Some private tutoring options rely on tutoring centers, like Mathnasium or Kumon. Mathnasium, a chain of tutoring centers exclusively focused on math, has a center in Arden that is currently open and serving students.
Students wear a mask into the center, wash hands and are spaced apart, interacting with masked individual tutors. The center also offers a virtual option for students to get help online.
Michael Diesenbach, a lead instructor at Mathnasium, has said that he believes more students will come to the center when distance learning begins in the fall.
“A lot of parents have looked to our program to supplement their math learning so that their student doesn’t fall behind,” Diesenbach said.
Students work one-on-one with tutors, making the program more expensive. The price of Mathnasium is determined by a consultation with the center.
Pandemic pods for group learning
Some families have begun to organize “pods” for distance learning, in which multiple households bring their children together to work with a parent, a private tutor or a teacher who visits students who are learning from home.

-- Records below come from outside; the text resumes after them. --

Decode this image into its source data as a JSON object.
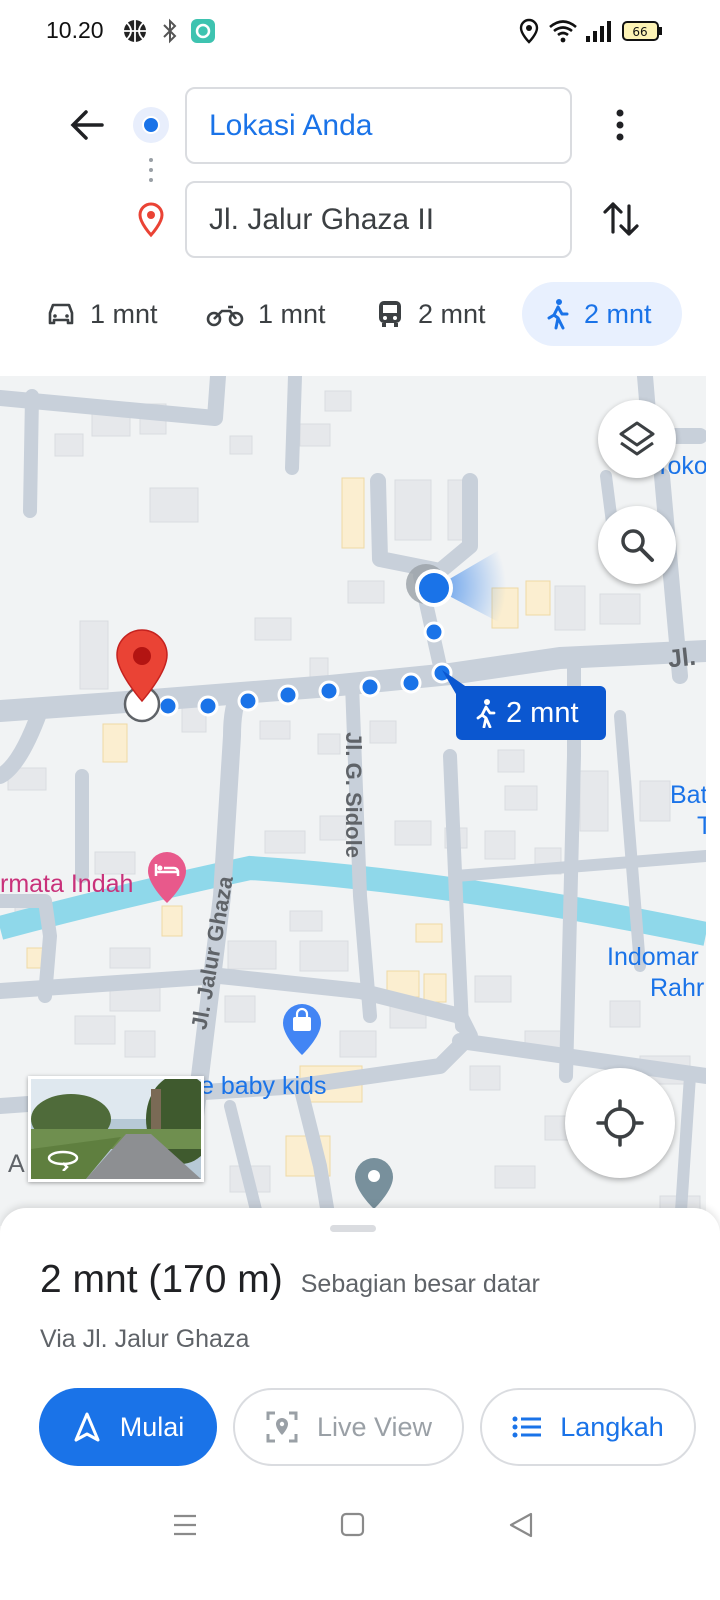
{
  "status_bar": {
    "time": "10.20",
    "battery": "66",
    "left_icons": [
      "basketball-icon",
      "bluetooth-icon",
      "app-notification-icon"
    ],
    "right_icons": [
      "location-icon",
      "wifi-icon",
      "signal-icon",
      "battery-icon"
    ]
  },
  "directions": {
    "origin": "Lokasi Anda",
    "destination": "Jl. Jalur Ghaza II"
  },
  "modes": [
    {
      "icon": "car-icon",
      "time": "1 mnt"
    },
    {
      "icon": "motorcycle-icon",
      "time": "1 mnt"
    },
    {
      "icon": "transit-icon",
      "time": "2 mnt"
    },
    {
      "icon": "walk-icon",
      "time": "2 mnt",
      "selected": true
    }
  ],
  "map": {
    "route_badge": "2 mnt",
    "labels": {
      "toko": "Toko",
      "jl_right": "Jl.",
      "jl_g_sidole": "Jl. G. Sidole",
      "jl_jalur_ghaza": "Jl. Jalur Ghaza",
      "permata_indah": "rmata Indah",
      "bat": "Bat",
      "t": "T",
      "indomaret": "Indomar",
      "rahm": "Rahr",
      "baby_kids": "e baby kids",
      "a": "A"
    }
  },
  "sheet": {
    "summary_main": "2 mnt (170 m)",
    "summary_note": "Sebagian besar datar",
    "via": "Via Jl. Jalur Ghaza",
    "start_label": "Mulai",
    "live_view_label": "Live View",
    "steps_label": "Langkah"
  },
  "colors": {
    "accent": "#1a73e8",
    "route_badge": "#0b57d0",
    "destination_pin": "#ea4335",
    "river": "#8fd8ea",
    "road": "#c8d0da",
    "map_background": "#f1f3f4"
  }
}
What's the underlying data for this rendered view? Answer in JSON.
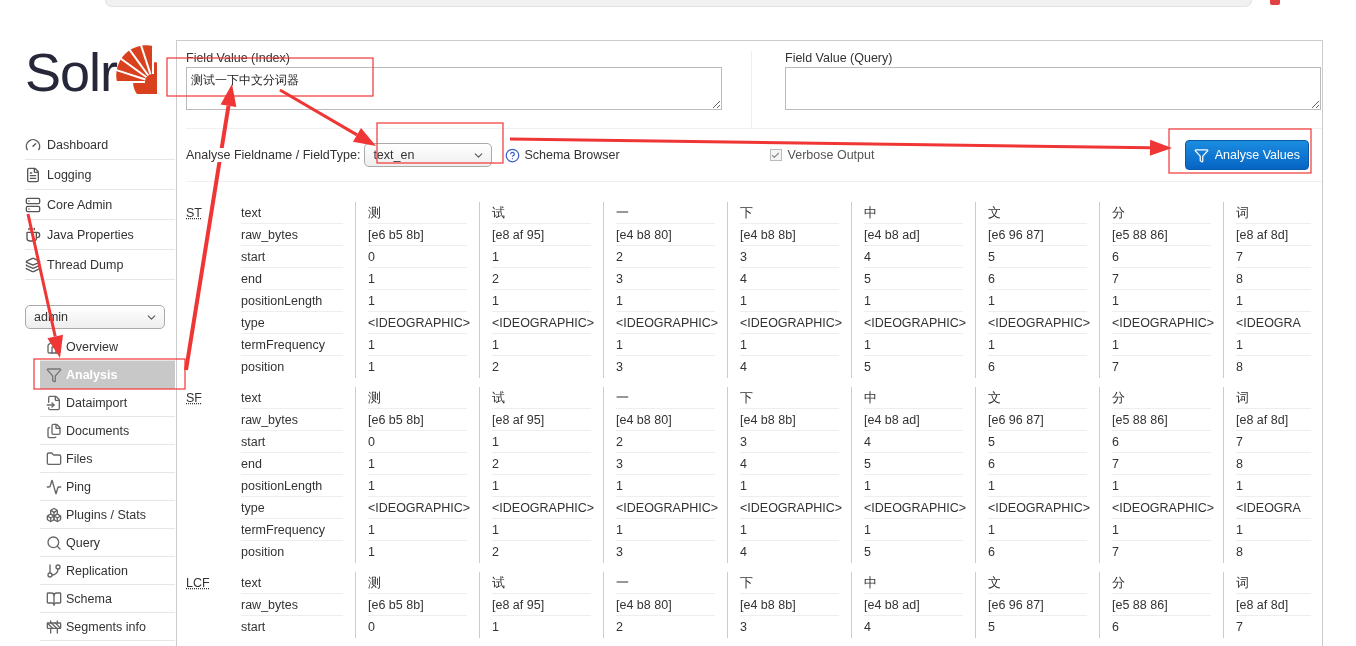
{
  "logo": {
    "text": "Solr"
  },
  "nav": [
    {
      "label": "Dashboard"
    },
    {
      "label": "Logging"
    },
    {
      "label": "Core Admin"
    },
    {
      "label": "Java Properties"
    },
    {
      "label": "Thread Dump"
    }
  ],
  "core_selector": {
    "value": "admin"
  },
  "core_menu": [
    {
      "label": "Overview",
      "selected": false
    },
    {
      "label": "Analysis",
      "selected": true
    },
    {
      "label": "Dataimport",
      "selected": false
    },
    {
      "label": "Documents",
      "selected": false
    },
    {
      "label": "Files",
      "selected": false
    },
    {
      "label": "Ping",
      "selected": false
    },
    {
      "label": "Plugins / Stats",
      "selected": false
    },
    {
      "label": "Query",
      "selected": false
    },
    {
      "label": "Replication",
      "selected": false
    },
    {
      "label": "Schema",
      "selected": false
    },
    {
      "label": "Segments info",
      "selected": false
    }
  ],
  "form": {
    "index_field": {
      "label": "Field Value (Index)",
      "value": "测试一下中文分词器"
    },
    "query_field": {
      "label": "Field Value (Query)"
    },
    "fieldtype": {
      "label": "Analyse Fieldname / FieldType:",
      "value": "text_en"
    },
    "schema_link": "Schema Browser",
    "verbose": {
      "label": "Verbose Output",
      "checked": true
    },
    "analyse_button": "Analyse Values"
  },
  "stages": [
    {
      "name": "ST",
      "rows": [
        {
          "attribute": "text",
          "values": [
            "测",
            "试",
            "一",
            "下",
            "中",
            "文",
            "分",
            "词"
          ]
        },
        {
          "attribute": "raw_bytes",
          "values": [
            "[e6 b5 8b]",
            "[e8 af 95]",
            "[e4 b8 80]",
            "[e4 b8 8b]",
            "[e4 b8 ad]",
            "[e6 96 87]",
            "[e5 88 86]",
            "[e8 af 8d]"
          ]
        },
        {
          "attribute": "start",
          "values": [
            "0",
            "1",
            "2",
            "3",
            "4",
            "5",
            "6",
            "7"
          ]
        },
        {
          "attribute": "end",
          "values": [
            "1",
            "2",
            "3",
            "4",
            "5",
            "6",
            "7",
            "8"
          ]
        },
        {
          "attribute": "positionLength",
          "values": [
            "1",
            "1",
            "1",
            "1",
            "1",
            "1",
            "1",
            "1"
          ]
        },
        {
          "attribute": "type",
          "values": [
            "<IDEOGRAPHIC>",
            "<IDEOGRAPHIC>",
            "<IDEOGRAPHIC>",
            "<IDEOGRAPHIC>",
            "<IDEOGRAPHIC>",
            "<IDEOGRAPHIC>",
            "<IDEOGRAPHIC>",
            "<IDEOGRA"
          ]
        },
        {
          "attribute": "termFrequency",
          "values": [
            "1",
            "1",
            "1",
            "1",
            "1",
            "1",
            "1",
            "1"
          ]
        },
        {
          "attribute": "position",
          "values": [
            "1",
            "2",
            "3",
            "4",
            "5",
            "6",
            "7",
            "8"
          ]
        }
      ]
    },
    {
      "name": "SF",
      "rows": [
        {
          "attribute": "text",
          "values": [
            "测",
            "试",
            "一",
            "下",
            "中",
            "文",
            "分",
            "词"
          ]
        },
        {
          "attribute": "raw_bytes",
          "values": [
            "[e6 b5 8b]",
            "[e8 af 95]",
            "[e4 b8 80]",
            "[e4 b8 8b]",
            "[e4 b8 ad]",
            "[e6 96 87]",
            "[e5 88 86]",
            "[e8 af 8d]"
          ]
        },
        {
          "attribute": "start",
          "values": [
            "0",
            "1",
            "2",
            "3",
            "4",
            "5",
            "6",
            "7"
          ]
        },
        {
          "attribute": "end",
          "values": [
            "1",
            "2",
            "3",
            "4",
            "5",
            "6",
            "7",
            "8"
          ]
        },
        {
          "attribute": "positionLength",
          "values": [
            "1",
            "1",
            "1",
            "1",
            "1",
            "1",
            "1",
            "1"
          ]
        },
        {
          "attribute": "type",
          "values": [
            "<IDEOGRAPHIC>",
            "<IDEOGRAPHIC>",
            "<IDEOGRAPHIC>",
            "<IDEOGRAPHIC>",
            "<IDEOGRAPHIC>",
            "<IDEOGRAPHIC>",
            "<IDEOGRAPHIC>",
            "<IDEOGRA"
          ]
        },
        {
          "attribute": "termFrequency",
          "values": [
            "1",
            "1",
            "1",
            "1",
            "1",
            "1",
            "1",
            "1"
          ]
        },
        {
          "attribute": "position",
          "values": [
            "1",
            "2",
            "3",
            "4",
            "5",
            "6",
            "7",
            "8"
          ]
        }
      ]
    },
    {
      "name": "LCF",
      "rows": [
        {
          "attribute": "text",
          "values": [
            "测",
            "试",
            "一",
            "下",
            "中",
            "文",
            "分",
            "词"
          ]
        },
        {
          "attribute": "raw_bytes",
          "values": [
            "[e6 b5 8b]",
            "[e8 af 95]",
            "[e4 b8 80]",
            "[e4 b8 8b]",
            "[e4 b8 ad]",
            "[e6 96 87]",
            "[e5 88 86]",
            "[e8 af 8d]"
          ]
        },
        {
          "attribute": "start",
          "values": [
            "0",
            "1",
            "2",
            "3",
            "4",
            "5",
            "6",
            "7"
          ]
        }
      ]
    }
  ]
}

A Facebook group for parents interested in forming “pandemic pods,” created July 7, now has more than 14,000 members. But some parents and educators in the group have expressed concerns about the way that “pods” could leave out more vulnerable students.
Venezia said that parents should be careful that the development of these “pods” could happen within specific networks that include some families but exclude others.
“A really key issue in a lot of communities is equity and social justice in how we think about these supplemental activities for kids,” Venezia said. “Being really aware of who is excluded in the community, and who is included, and what kind of networks are being used to create pods is really important,” she said.
Public school districts are here to support their students, said Venezia. This is a moment to stay connected with your school and find out what support you can receive from teachers and administrators, she said.
“It’s okay to call the district, to email, to call teachers, to ask for support,” she said.